Mr. Naroff thinks one of the reasons retailers are starting to open on Thanksgiving Day is desperation.

“The real question is: Are you displacing sales for the rest of the weekend?” he asks.

A National Retail Federation (NRF) survey found a steady increase in the number of people who say they would like to shop on Thanksgiving Day. Last year, about 10 percent indicated they would shop. This year, 15 percent said they would shop.

“People want to do more than just eat and watch football,” says Scott Krugman, a spokesman for the NRF in Washington. “As long as there is a need, retailers are looking for ways to meet it.”

One of those is Gap, Inc., which owns Old Navy, Banana Republic, and Gap stores.

Two years ago, it opened a few Old Navy stores on Thanksgiving Day. Last year, it opened more of them. And this year, it will open about 90 percent of its 800 Old Navy stores, about 100 Gap stores, and a handful of Banana Republic stores.

“It seems like people want to shop on Thanksgiving,” says Stacy Rollo, a spokeswoman for Gap, Inc., in San Francisco.

Walmart, the nation’s largest retailer, says only the 24-hour stores will be open on Thanksgiving Day – if it’s not a violation of local laws.
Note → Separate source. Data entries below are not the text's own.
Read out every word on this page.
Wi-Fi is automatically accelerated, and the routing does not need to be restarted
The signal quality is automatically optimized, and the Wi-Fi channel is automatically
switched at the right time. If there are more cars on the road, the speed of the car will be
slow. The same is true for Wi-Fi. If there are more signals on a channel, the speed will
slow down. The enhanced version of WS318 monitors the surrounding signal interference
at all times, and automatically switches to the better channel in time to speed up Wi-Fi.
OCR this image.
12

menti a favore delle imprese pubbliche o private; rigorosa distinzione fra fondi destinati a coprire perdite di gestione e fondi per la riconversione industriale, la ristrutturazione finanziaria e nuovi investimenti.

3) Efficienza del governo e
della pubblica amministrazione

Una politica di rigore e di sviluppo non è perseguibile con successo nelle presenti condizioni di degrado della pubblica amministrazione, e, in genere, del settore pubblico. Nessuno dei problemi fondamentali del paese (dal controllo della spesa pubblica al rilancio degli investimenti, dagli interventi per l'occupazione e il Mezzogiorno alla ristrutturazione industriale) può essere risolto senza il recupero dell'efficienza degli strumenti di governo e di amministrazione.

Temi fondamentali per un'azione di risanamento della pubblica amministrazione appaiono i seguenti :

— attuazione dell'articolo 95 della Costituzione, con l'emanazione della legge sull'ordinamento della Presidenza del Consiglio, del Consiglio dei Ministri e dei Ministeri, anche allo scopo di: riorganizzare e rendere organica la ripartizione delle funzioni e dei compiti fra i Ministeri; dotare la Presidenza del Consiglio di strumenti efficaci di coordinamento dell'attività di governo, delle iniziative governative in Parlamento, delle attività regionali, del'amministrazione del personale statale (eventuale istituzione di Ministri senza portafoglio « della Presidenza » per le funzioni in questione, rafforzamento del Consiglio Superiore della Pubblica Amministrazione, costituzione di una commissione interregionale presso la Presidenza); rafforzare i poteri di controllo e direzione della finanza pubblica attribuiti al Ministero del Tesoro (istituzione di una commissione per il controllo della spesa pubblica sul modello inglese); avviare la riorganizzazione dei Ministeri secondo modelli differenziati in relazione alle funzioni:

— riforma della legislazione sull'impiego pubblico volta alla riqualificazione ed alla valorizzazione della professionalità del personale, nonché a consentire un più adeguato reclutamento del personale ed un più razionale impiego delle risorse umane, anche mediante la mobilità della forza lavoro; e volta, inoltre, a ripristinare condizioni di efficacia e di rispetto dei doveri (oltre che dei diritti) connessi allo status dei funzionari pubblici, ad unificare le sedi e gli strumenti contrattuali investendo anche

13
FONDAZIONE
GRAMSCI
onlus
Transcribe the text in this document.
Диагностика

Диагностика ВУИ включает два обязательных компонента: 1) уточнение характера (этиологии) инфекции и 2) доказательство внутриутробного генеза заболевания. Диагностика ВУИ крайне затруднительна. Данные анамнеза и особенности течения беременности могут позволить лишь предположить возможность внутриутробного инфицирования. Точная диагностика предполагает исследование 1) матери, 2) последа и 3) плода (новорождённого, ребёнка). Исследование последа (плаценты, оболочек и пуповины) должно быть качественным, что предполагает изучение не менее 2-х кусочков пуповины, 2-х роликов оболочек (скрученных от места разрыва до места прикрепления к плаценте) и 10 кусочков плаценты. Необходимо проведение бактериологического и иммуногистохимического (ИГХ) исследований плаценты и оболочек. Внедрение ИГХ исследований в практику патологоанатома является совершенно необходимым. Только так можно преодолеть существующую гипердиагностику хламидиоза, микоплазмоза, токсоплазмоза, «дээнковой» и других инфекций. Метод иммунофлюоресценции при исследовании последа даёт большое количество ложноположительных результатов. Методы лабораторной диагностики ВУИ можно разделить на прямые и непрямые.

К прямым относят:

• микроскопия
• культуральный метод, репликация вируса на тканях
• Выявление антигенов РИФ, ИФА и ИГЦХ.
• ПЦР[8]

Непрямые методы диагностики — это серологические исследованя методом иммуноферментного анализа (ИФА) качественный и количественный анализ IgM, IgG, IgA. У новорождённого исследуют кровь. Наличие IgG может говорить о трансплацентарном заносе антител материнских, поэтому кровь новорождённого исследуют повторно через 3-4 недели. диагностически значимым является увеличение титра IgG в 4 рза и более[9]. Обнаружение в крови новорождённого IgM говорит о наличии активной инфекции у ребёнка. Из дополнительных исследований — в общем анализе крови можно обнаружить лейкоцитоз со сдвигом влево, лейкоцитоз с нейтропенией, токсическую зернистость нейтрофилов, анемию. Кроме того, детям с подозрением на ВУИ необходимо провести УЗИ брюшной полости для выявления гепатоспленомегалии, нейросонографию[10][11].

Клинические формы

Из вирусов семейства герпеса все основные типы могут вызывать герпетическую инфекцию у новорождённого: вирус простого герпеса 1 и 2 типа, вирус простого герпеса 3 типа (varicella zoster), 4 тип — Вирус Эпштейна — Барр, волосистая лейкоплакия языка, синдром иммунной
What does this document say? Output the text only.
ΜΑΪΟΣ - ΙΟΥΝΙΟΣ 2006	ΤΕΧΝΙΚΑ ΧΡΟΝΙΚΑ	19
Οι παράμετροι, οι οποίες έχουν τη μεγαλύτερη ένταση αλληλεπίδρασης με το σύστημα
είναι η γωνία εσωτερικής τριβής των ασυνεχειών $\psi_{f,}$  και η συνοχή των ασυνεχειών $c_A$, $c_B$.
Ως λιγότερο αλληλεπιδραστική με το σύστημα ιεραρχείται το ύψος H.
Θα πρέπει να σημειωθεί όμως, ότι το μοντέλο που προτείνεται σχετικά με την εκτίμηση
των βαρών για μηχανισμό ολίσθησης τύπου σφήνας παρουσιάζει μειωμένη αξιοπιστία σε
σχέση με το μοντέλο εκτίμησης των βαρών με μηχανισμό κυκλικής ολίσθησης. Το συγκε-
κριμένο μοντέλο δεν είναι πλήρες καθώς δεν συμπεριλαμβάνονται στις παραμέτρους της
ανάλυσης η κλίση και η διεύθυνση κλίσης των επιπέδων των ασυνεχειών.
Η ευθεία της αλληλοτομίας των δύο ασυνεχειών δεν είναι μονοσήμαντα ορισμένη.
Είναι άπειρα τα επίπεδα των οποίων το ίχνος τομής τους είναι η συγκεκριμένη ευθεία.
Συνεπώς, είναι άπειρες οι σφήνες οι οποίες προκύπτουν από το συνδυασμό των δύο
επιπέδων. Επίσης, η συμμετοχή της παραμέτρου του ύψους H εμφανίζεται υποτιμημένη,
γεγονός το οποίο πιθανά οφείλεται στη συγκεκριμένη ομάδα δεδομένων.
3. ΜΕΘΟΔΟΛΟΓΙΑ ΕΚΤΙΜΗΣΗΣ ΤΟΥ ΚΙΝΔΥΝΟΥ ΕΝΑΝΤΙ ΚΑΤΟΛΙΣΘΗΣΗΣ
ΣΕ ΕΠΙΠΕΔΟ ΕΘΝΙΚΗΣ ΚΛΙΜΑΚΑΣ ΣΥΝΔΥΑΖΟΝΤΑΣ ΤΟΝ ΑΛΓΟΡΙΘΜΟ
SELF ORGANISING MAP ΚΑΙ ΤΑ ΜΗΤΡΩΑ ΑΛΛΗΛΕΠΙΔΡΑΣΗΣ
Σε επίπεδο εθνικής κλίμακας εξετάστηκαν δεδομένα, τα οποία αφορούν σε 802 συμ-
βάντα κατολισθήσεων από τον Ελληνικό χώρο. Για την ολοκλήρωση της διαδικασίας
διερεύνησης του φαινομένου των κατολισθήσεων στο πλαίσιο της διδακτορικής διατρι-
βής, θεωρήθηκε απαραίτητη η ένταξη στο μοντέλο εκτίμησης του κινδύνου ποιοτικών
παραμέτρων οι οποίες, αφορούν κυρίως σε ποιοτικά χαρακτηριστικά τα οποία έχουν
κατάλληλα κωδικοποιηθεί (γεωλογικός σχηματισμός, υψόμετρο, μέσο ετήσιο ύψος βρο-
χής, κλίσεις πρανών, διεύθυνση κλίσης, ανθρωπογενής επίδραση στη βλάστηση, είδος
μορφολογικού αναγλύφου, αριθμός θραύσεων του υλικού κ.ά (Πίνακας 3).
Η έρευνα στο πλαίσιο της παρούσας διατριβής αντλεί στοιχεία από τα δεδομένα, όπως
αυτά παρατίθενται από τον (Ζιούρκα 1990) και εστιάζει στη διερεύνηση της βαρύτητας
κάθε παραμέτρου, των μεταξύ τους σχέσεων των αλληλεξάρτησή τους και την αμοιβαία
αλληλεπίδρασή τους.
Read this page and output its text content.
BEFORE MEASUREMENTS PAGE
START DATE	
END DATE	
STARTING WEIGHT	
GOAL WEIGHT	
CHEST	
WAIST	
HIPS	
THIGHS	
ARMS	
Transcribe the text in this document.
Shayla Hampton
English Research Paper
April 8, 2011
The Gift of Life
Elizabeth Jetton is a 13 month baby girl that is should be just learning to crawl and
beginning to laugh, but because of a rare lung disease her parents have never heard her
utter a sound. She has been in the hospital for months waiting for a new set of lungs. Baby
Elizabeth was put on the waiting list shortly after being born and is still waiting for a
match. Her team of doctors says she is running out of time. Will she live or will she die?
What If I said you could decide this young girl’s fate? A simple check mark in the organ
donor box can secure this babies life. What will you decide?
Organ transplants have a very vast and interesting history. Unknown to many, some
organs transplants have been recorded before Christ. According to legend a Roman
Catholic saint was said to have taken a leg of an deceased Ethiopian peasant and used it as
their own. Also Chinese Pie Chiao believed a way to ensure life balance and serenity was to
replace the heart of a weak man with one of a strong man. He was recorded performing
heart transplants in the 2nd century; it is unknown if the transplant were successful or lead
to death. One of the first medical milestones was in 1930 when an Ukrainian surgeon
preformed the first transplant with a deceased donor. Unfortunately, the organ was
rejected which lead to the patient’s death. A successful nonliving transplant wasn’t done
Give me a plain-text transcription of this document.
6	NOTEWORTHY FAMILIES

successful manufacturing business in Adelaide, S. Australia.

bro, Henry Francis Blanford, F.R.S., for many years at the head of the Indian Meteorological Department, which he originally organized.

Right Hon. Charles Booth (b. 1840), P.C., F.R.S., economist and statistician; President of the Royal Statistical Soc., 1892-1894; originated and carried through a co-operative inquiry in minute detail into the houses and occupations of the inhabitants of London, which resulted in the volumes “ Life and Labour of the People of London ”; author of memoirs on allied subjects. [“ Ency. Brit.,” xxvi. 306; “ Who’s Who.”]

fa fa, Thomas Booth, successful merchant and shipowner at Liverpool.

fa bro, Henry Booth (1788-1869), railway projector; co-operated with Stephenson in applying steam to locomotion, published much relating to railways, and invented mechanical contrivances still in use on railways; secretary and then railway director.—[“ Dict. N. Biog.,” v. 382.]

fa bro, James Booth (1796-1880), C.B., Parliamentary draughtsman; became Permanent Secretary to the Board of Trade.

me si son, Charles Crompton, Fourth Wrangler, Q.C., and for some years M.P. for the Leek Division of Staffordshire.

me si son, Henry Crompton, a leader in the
However, this year, for the first time most of the rest of the stores will open at midnight on Friday instead of 5 a.m. for what Walmart is calling an “Open House.”

However, some consumers and retail workers are unhappy over the prospect of working on Thanksgiving.

“It's one thing for stores to open at a crazy hour on the day after Thanksgiving to attract the 'Black Friday' crowds," says one entry on Facebook. “You can bet your pumpkin pie that the Execs are scarfing down turkey while their employees are having to work instead of having a day off with family.”

On the Internet, a blogger by the name of Rachel Mace is suggesting people boycott Sears, which is open from 7 a.m. to noon on Thanksgiving Day. Kmart, which is owned by Sears, is open all day. “Abusing Retail Workers is not cool,” she writes.

However, Kim Freely, a spokeswoman for Sears Holdings in Chicago, says it has asked its workers to volunteer to work that day. “Given the tough economic times, there has been a demand from associates to supplement their income with holiday premium pay,” says Ms. Freely.